COLOMBO, 17 November 2005 — At least five people, including two police, were killed in Sri Lanka despite a nationwide security alert on the eve of today’s presidential elections, officials said. Unidentified gunmen shot dead two constables in separate incidents in the eastern province where police also found a land mine near a polling station, a police official said.
“It’s possible the attacks and the land mine were aimed at disrupting the election,” the official told AFP. “But we’ve strengthened security with more policemen.”
He said the bodies of two Tamil guerrillas were found elsewhere in the region while another man was found killed overnight in what appeared to be rebel internecine clashes.
Private surveys suggest the vote is a tight race between the present and former prime ministers of the island, racked by a decades-old ethnic conflict between the Sinhalese majority and Tamil minority.
Heavily armed troops were backing 64,000 police deployed to guard more than 10,000 polling booths and 22 counting centers across the island, police said.
“We have also deployed a special motorcycle unit that will respond to emergencies in key areas,” police chief Chandra Fernando said.

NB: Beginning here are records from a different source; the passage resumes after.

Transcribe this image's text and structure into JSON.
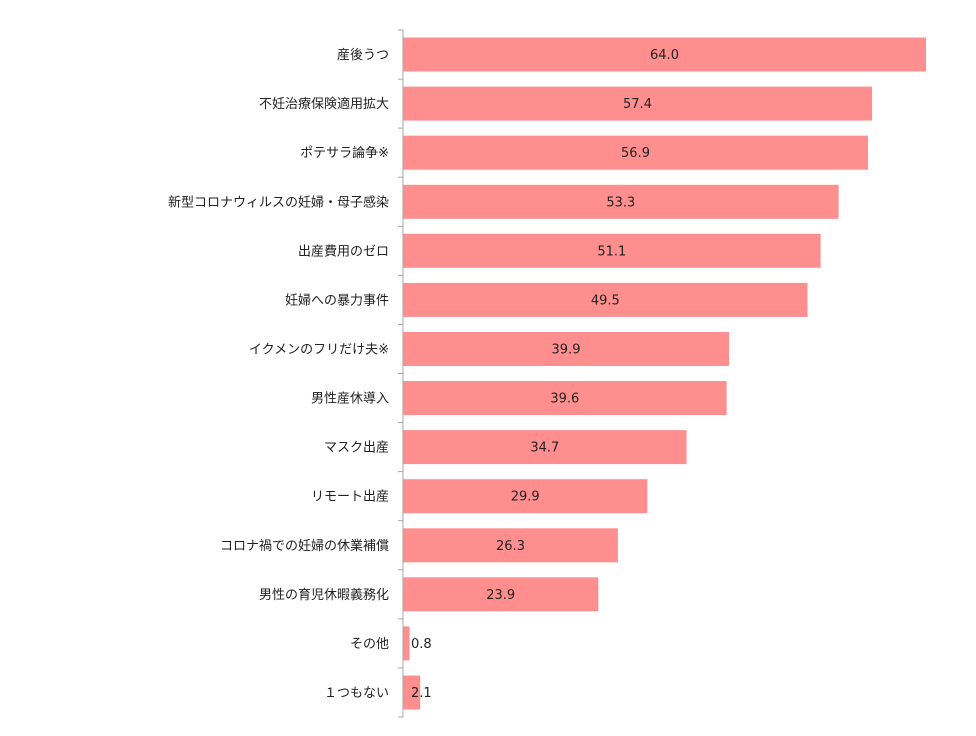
{
  "chart_data": {
    "type": "bar",
    "orientation": "horizontal",
    "title": "",
    "xlabel": "",
    "ylabel": "",
    "categories": [
      "産後うつ",
      "不妊治療保険適用拡大",
      "ポテサラ論争※",
      "新型コロナウィルスの妊婦・母子感染",
      "出産費用のゼロ",
      "妊婦への暴力事件",
      "イクメンのフリだけ夫※",
      "男性産休導入",
      "マスク出産",
      "リモート出産",
      "コロナ禍での妊婦の休業補償",
      "男性の育児休暇義務化",
      "その他",
      "１つもない"
    ],
    "values": [
      64.0,
      57.4,
      56.9,
      53.3,
      51.1,
      49.5,
      39.9,
      39.6,
      34.7,
      29.9,
      26.3,
      23.9,
      0.8,
      2.1
    ],
    "value_labels": [
      "64.0",
      "57.4",
      "56.9",
      "53.3",
      "51.1",
      "49.5",
      "39.9",
      "39.6",
      "34.7",
      "29.9",
      "26.3",
      "23.9",
      "0.8",
      "2.1"
    ],
    "xlim": [
      0,
      64.0
    ],
    "grid": false,
    "legend": "none",
    "bar_color": "#ff8f8f"
  }
}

Thousands of public servants deployed to conduct the election were on the move yesterday, traveling to far-flung areas to set up polling booths for the 13.3 million voters. “Everything is in place now,” Elections Commissioner’s spokesman Rasika Peiris said. Peiris said international and local election monitors from two private organizations would be allowed access to polling stations. The European Union is deploying 72 foreign observers.
In the town of Galle, 112 kilometers south of Colombo, local election chief Dias Punchihewa was overseeing preparations to stage the vote in the tsunami-hit coastal district.
“At each and every polling station there will be two police constables and at vulnerable ones it will be three or four,” Punchihewa said. Several roads in the capital were closed yesterday as part of tight security for the main election secretariat and the counting center.
Mobile patrols were stepped up together with an increase in checkpoints manned by troops and police, Colombo’s deputy Police Inspector General Pujith Jayasundara said.